CIAP 2023 Pattern CI Ca++ Imaging Poster

Wide-field Calcium Imaging for Evaluating Cochlear Implant Stimulation Strategies in the Auditory Cortex 

Bruno Castellaro, Tony Yip Ka Wing, Fei Peng, Zeeshan Muhammad, Shiyi Fang, Israel Nelken, Jan Schnupp

Abstract:

Cochlear Implants (CI) are an effective neuroprosthesis for humans with profound hearing loss, enabling deaf adults to have phone calls without lipreading and babies to have successful language development. However, CIs have significant limitations in complex hearing situations, motivating the need for further research including in animal models. One major challenge in electrophysiology in CI animals lies in excluding the CI electric artifacts from the recording, since they are orders of magnitude larger than the amplitude of action potentials. To circumvent this problem, we have set up an imaging system allowing us to monitor neural activity in the auditory cortex (AC) of CI supplied rats using the Ca++ sensitive dye OGB-488. Here we describe an initial experiment with this setup, in which we recorded cortical responses to 4 different stimulation patterns which were delivered across 3 CI channels to the contralateral ear.
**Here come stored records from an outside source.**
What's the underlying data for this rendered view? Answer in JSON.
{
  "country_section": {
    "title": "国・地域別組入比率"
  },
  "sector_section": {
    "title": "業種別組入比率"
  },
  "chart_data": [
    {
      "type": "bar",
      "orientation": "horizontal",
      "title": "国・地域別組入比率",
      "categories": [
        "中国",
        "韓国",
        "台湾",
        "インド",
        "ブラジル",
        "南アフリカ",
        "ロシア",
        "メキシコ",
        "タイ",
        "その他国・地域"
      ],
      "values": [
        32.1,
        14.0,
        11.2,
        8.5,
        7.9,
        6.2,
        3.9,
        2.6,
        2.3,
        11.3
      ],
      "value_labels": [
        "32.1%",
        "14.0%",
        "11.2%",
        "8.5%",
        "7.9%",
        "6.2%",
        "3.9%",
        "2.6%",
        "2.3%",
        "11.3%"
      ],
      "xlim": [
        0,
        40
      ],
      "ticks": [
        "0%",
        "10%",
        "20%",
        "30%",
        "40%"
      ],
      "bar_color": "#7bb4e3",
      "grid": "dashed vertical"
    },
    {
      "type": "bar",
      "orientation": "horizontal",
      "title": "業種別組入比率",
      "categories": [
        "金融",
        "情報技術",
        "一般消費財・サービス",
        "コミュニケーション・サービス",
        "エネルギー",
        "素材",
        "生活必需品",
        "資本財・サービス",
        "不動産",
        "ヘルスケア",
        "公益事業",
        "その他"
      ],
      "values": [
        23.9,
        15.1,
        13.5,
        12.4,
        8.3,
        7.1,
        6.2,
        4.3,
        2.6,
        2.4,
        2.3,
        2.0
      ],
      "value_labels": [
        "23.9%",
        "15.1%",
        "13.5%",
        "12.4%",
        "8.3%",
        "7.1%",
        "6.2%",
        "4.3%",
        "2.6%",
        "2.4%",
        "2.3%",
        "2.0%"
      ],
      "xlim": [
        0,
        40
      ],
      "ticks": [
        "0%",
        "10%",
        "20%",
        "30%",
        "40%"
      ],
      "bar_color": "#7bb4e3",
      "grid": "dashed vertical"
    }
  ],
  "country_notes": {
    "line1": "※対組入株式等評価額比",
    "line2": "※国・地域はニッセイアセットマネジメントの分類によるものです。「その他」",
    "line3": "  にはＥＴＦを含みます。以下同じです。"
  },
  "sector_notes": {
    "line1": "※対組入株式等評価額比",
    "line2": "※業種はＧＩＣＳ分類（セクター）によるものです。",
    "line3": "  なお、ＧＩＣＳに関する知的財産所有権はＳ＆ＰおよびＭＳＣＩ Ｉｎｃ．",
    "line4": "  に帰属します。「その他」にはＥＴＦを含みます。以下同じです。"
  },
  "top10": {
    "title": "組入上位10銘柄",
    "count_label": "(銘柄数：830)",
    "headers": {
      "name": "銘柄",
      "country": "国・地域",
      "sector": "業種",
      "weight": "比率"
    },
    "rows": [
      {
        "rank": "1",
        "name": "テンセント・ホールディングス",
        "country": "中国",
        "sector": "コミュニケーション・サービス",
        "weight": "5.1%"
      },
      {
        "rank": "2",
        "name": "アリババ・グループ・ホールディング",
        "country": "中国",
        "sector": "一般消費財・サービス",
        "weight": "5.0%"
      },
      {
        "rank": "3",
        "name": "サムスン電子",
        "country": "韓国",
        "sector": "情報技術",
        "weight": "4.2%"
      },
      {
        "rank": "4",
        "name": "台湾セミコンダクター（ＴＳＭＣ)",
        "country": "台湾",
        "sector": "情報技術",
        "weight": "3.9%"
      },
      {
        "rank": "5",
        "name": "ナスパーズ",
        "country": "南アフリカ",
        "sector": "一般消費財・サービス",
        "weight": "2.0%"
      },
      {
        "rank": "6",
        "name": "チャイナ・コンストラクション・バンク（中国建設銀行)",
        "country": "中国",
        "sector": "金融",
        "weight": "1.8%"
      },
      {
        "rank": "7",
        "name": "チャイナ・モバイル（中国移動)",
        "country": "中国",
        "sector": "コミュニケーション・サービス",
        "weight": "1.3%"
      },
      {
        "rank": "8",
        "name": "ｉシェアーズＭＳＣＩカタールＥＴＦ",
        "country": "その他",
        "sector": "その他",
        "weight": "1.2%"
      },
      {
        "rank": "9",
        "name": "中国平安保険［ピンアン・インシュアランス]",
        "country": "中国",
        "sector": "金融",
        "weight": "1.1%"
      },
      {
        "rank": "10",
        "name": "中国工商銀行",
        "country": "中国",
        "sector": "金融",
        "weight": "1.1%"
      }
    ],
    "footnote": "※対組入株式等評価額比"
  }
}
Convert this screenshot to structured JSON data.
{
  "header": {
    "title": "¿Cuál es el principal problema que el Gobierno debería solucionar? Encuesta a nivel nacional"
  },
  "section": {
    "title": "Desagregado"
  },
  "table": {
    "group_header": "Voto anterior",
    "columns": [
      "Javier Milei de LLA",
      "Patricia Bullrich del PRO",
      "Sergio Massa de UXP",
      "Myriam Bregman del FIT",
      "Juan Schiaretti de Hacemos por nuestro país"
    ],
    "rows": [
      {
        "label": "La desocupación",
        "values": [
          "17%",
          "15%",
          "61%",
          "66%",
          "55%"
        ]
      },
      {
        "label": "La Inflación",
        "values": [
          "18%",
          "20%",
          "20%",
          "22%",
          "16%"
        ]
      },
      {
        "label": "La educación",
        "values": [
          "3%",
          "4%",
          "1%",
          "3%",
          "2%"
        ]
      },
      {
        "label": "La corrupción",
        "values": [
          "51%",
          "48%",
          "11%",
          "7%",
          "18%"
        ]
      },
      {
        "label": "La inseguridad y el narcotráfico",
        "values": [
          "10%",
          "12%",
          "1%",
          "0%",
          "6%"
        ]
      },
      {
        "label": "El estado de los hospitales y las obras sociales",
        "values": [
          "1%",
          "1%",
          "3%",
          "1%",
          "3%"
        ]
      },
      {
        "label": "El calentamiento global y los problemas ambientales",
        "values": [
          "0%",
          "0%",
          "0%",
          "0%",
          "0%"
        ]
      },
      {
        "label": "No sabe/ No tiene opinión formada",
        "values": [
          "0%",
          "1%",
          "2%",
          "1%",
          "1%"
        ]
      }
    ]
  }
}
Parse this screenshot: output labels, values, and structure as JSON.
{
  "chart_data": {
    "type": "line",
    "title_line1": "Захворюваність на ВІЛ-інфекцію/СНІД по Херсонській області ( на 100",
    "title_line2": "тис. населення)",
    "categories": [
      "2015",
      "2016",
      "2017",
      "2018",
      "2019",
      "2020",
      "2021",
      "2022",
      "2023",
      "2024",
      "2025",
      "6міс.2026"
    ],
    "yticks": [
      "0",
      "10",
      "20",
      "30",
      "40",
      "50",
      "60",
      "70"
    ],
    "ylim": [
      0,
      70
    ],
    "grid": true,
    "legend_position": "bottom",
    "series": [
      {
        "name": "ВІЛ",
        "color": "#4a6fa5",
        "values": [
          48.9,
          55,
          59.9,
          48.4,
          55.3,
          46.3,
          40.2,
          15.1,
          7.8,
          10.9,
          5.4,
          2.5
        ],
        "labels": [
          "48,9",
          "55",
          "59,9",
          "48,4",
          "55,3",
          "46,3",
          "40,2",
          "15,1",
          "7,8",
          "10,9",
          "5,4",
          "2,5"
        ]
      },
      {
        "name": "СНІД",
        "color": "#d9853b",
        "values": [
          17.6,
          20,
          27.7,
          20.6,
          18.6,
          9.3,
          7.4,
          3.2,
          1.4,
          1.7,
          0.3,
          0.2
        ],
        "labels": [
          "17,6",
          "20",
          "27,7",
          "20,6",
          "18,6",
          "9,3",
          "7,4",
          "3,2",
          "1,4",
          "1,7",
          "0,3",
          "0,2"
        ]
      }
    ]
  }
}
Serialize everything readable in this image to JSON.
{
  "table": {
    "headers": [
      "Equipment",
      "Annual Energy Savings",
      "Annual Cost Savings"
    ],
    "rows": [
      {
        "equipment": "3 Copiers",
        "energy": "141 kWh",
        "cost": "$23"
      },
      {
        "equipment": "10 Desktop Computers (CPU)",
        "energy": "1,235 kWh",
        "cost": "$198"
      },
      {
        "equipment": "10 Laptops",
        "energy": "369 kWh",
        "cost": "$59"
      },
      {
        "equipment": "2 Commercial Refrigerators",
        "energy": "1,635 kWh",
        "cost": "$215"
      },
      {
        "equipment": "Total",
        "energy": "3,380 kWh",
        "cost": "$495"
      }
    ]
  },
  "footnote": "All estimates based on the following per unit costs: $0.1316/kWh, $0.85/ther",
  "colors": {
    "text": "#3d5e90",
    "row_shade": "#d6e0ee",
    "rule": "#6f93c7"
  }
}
We then investigated whether the discriminability of the AC response patterns(which we assume to be predictive of the perceptual discriminability of the patterns) depends on pulse rate (300 and 1800 pps were tested) and on whether or not pulses were delivered interleaved or simultaneously across channels. While pulse rate had only a very modest effect on the discriminability of the neural responses, the stimulation mode had a major effect, with simultaneous sampling, perhaps surprisingly, allowing much better pattern discrimination than interleaved sampling. The result suggests that allowing collisions of pulses on neighboring channels may not always be detrimental, at least if partial overlaps of pulses, in which anodic and cathodic pulse phases might cancel, are avoided.